横浜で見た野育ちの伝統芸「里神楽」オーマイニュース

 盛夏の到来を告げる横浜の「本牧お馬流し」の季節がやってきた。

 中区本牧地区最大のイベントで、土曜・日曜の2日間、御輿や盆踊りなどいくつものイベントが多発的に行われる。今年は8月2日と3日に行われた。

 この祭りのハイライトは穢(けが)れを封じた藁のご神体を海に流す「お馬流し」(神奈川県無形民俗文化財指定)だ。400年の伝統を持つ「奇祭」と称され、さまざまな方がブログなどでレポートしている。

 しかしこの祭りには隠れた見所がある。そこをレポートしたい。

  ◇

 その見所とは、中夜祭として行われる神社の奉納芸「里神楽」である。

 演者は東京都稲城市の「山本頼信社中(国指定重要無形民俗文化財)」で、5年前から招かれている。

 この日の主演目は神主の「お祓いの起源」。「祓いたまえ〜、清めたまえ〜」というあれである。あのいわれを舞踊劇仕立てで演じるのだ。

 登場人物は5人ほどだったが、そのすべてが神々という演目は、かなりめずらしいのではないか。しかも舞方は現役の神主だという。奉納芸の面目躍如である。

 里神楽は初見で、実は存在すら知らなかった。中高生のころ、「芸術鑑賞」と称する授業で、歌舞伎や能を見た記憶はある。だが、野育ちの伝統芸を見るのは初めての経験である。

 舞台は特設ステージだが、つくりは能舞台にそっくり。背景は松の絵でちゃんと橋懸かりもある。演じ手も能楽師のような衣装で、面をつけている。
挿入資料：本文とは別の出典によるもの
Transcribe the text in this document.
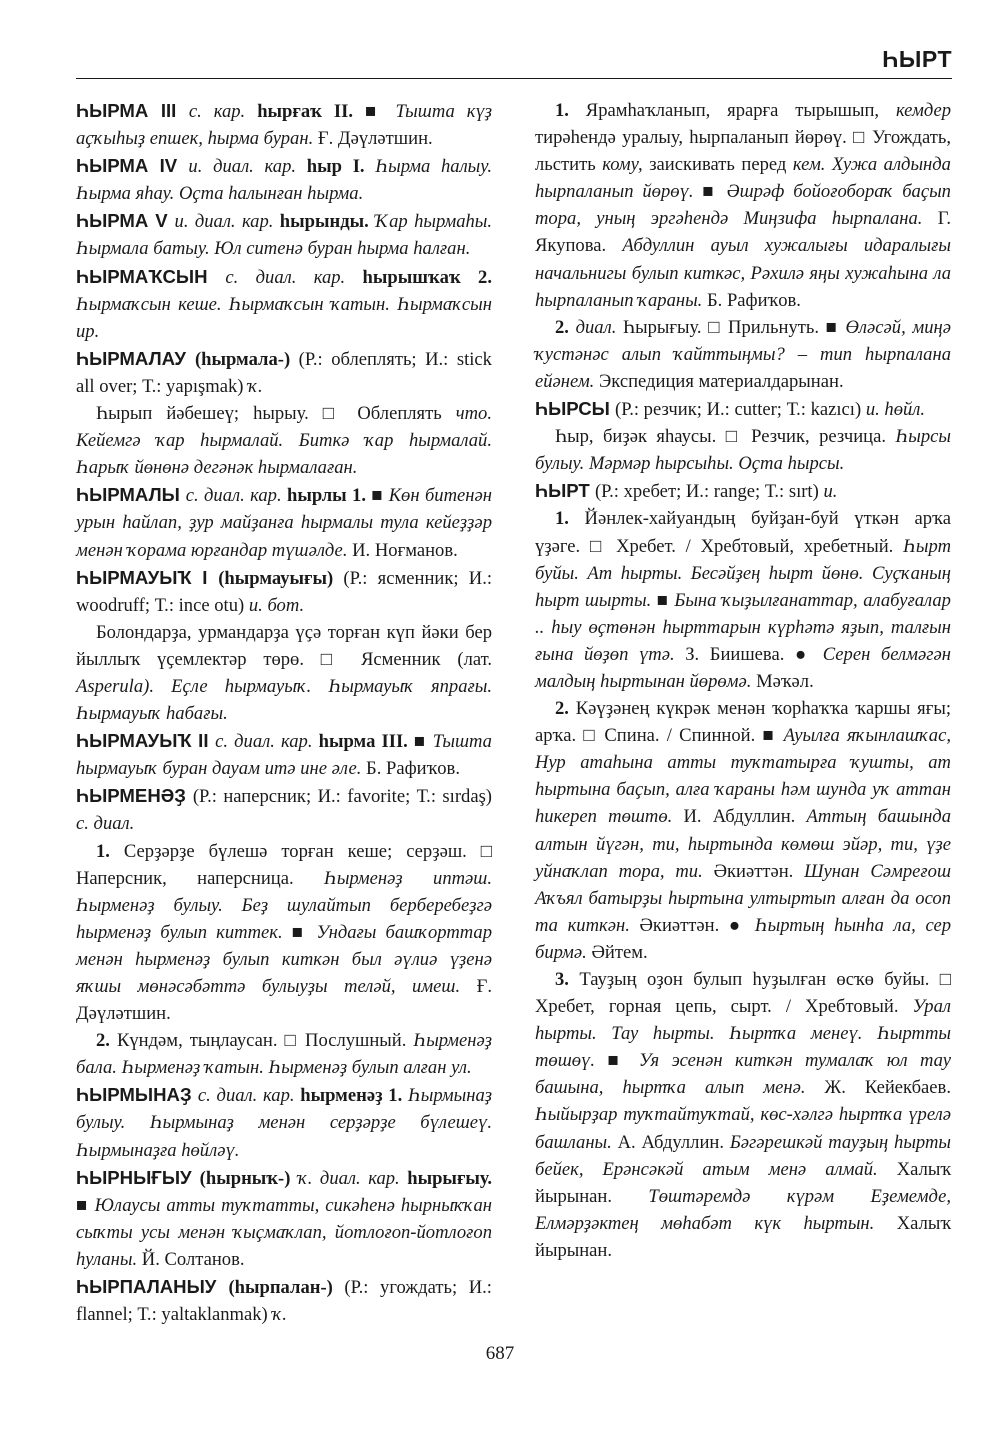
ҺЫРТ

ҺЫРМА III с. кар. һырғаҡ II. ■ Тышта күҙ аҫҡыһыҙ епшек, һырма буран. Ғ. Дәүләтшин.

ҺЫРМА IV и. диал. кар. һыр I. Һырма һалыу. Һырма яһау. Оҫта һалынған һырма.

ҺЫРМА V и. диал. кар. һырынды. Ҡар һырмаһы. Һырмала батыу. Юл ситенә буран һырма һалған.

ҺЫРМАҠСЫН с. диал. кар. һырышҡаҡ 2. Һырмаҡсын кеше. Һырмаҡсын ҡатын. Һырмаҡсын ир.

ҺЫРМАЛАУ (һырмала-) (Р.: облеплять; И.: stick all over; Т.: yapışmak) ҡ.

Һырып йәбешеү; һырыу. □ Облеплять что. Кейемгә ҡар һырмалай. Биткә ҡар һырмалай. Һарыҡ йөнөнә дегәнәк һырмалаған.

ҺЫРМАЛЫ с. диал. кар. һырлы 1. ■ Көн битенән урын һайлап, ҙур майҙанға һырмалы тула кейеҙҙәр менән ҡорама юрғандар түшәлде. И. Ноғманов.

ҺЫРМАУЫҠ I (һырмауығы) (Р.: ясменник; И.: woodruff; Т.: ince otu) и. бот.

Болондарҙа, урмандарҙа үҫә торған күп йәки бер йыллыҡ үҫемлектәр төрө. □ Ясменник (лат. Asperula). Еҫле һырмауыҡ. Һырмауыҡ япрағы. Һырмауыҡ һабағы.

ҺЫРМАУЫҠ II с. диал. кар. һырма III. ■ Тышта һырмауыҡ буран дауам итә ине әле. Б. Рафиҡов.

ҺЫРМЕНӘҘ (Р.: наперсник; И.: favorite; Т.: sırdaş) с. диал.

1. Серҙәрҙе бүлешә торған кеше; серҙәш. □ Наперсник, наперсница. Һырменәҙ иптәш. Һырменәҙ булыу. Беҙ шулайтып берберебеҙгә һырменәҙ булып киттек. ■ Ундағы башҡорттар менән һырменәҙ булып киткән был әүлиә үҙенә яҡшы мөнәсәбәттә булыуҙы теләй, имеш. Ғ. Дәүләтшин.

2. Күндәм, тыңлаусан. □ Послушный. Һырменәҙ бала. Һырменәҙ ҡатын. Һырменәҙ булып алған ул.

ҺЫРМЫНАҘ с. диал. кар. һырменәҙ 1. Һырмынаҙ булыу. Һырмынаҙ менән серҙәрҙе бүлешеү. Һырмынаҙға һөйләү.

ҺЫРНЫҒЫУ (һырныҡ-) ҡ. диал. кар. һырығыу. ■ Юлаусы атты туҡтатты, сикәһенә һырныҡҡан сыҡты усы менән ҡыҫмаҡлап, йотлоғоп-йотлоғоп һуланы. Й. Солтанов.

ҺЫРПАЛАНЫУ (һырпалан-) (Р.: угождать; И.: flannel; Т.: yaltaklanmak) ҡ.

1. Ярамһаҡланып, ярарға тырышып, кемдер тирәһендә уралыу, һырпаланып йөрөү. □ Угождать, льстить кому, заискивать перед кем. Хужа алдында һырпаланып йөрөү. ■ Әшрәф бойоғобораҡ баҫып тора, уның эргәһендә Миңзифа һырпалана. Г. Якупова. Абдуллин ауыл хужалығы идаралығы начальнигы булып киткәс, Рәхилә яңы хужаһына ла һырпаланып ҡараны. Б. Рафиҡов.

2. диал. Һырығыу. □ Прильнуть. ■ Өләсәй, миңә ҡустәнәс алып ҡайттыңмы? – тип һырпалана ейәнем. Экспедиция материалдарынан.

ҺЫРСЫ (Р.: резчик; И.: cutter; Т.: kazıcı) и. һөйл.

Һыр, биҙәк яһаусы. □ Резчик, резчица. Һырсы булыу. Мәрмәр һырсыһы. Оҫта һырсы.

ҺЫРТ (Р.: хребет; И.: range; Т.: sırt) и.

1. Йәнлек-хайуандың буйҙан-буй үткән арҡа үҙәге. □ Хребет. / Хребтовый, хребетный. Һырт буйы. Ат һырты. Бесәйҙең һырт йөнө. Суҫҡаның һырт шырты. ■ Бына ҡыҙылғанаттар, алабуғалар .. һыу өҫтөнән һырттарын күрһәтә яҙып, талғын ғына йөҙөп үтә. З. Биишева. ● Серен белмәгән малдың һыртынан йөрөмә. Мәҡәл.

2. Кәүҙәнең күкрәк менән ҡорһаҡҡа ҡаршы яғы; арҡа. □ Спина. / Спинной. ■ Ауылға яҡынлашҡас, Нур атаһына атты туҡтатырға ҡушты, ат һыртына баҫып, алға ҡараны һәм шунда уҡ аттан һикереп төштө. И. Абдуллин. Аттың башында алтын йүгән, ти, һыртында көмөш эйәр, ти, үҙе уйнаҡлап тора, ти. Әкиәттән. Шунан Сәмреғош Аҡъял батырҙы һыртына ултыртып алған да осоп та киткән. Әкиәттән. ● Һыртың һынһа ла, сер бирмә. Әйтем.

3. Тауҙың оҙон булып һуҙылған өсҡө буйы. □ Хребет, горная цепь, сырт. / Хребтовый. Урал һырты. Тау һырты. Һыртҡа менеү. Һыртты төшөү. ■ Уя эсенән киткән тумалаҡ юл тау башына, һыртҡа алып менә. Ж. Кейекбаев. Һыйырҙар туҡтайтуҡтай, көс-хәлгә һыртҡа үрелә башланы. А. Абдуллин. Бәгәрешкәй тауҙың һырты бейек, Ерәнсәкәй атым менә алмай. Халыҡ йырынан. Төштәремдә күрәм Еҙемемде, Елмәрҙәктең мөһабәт күк һыртын. Халыҡ йырынан.

687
 そういうわけで「神楽」というより「能」に近い。ただ動きが能よりも大げさでテンポも良く、すり足もそれほど使わないなど、ずっと砕けた感じがした。

 歌舞伎に対する里歌舞伎、新劇に対する大衆演劇のようなものだろうか。

 主演目のほかに「恵比寿様が大黒様をお招きするお目出たい席の話」などの演し物があり、上演時間は2時間半ほどだった。

 本牧神社は「本牧和田山」という小高い丘の中腹にあり、裏手は和田山の森という絶好のロケーションである。

 森を背にすることで、非常な奥深さと非日常感が伝わってくる。神話を扱う芸能として申し分ない条件だったと思う。神社の境内での観劇も新鮮だ。

 本来の里神楽は黙劇でせりふや謡いはないらしいのだが、この日は家元の山本頼信氏がずっと解説をしていたため、とても分かりやすかった。おかげで気軽に舞台を楽しむことが出来た。

 残念だったのは、国指定の無形文化財なのに、見物客が少なかったことだ。せいぜい35人くらいだったろうか。

 一方、神社のまえにある芝生の広場は盆踊りの真っ最中で、「マツケンサンバ」や「WAになっておどろう」でかなりのにぎわいをみせていた。屋台の綿飴やお好み焼き屋の前にも行列が出来てたのに比べると、神楽見物の方は少々さびしい状態だった。

 里神楽は継承者がすくなくなり、都内で伝承されているのは四社中のみという。しかも江戸時代からつづいている直系はこの山本家だけだそうだ。

 稲城、府中、川崎、大和、町田、三鷹、八王子の各市内や中野、世田谷区内、多摩川流域の約40カ所の神社祭礼に出向いて表演しているそうだが、これは各地域が地元の人材で奉納芸を執り行えないことの裏返しであろう。山本社中の芸は素晴らしいのだが、少し複雑な心境である。

 里神楽の奉納は来週以降も続く。是非、あなたもお近くの境内で実際に体験してほしい。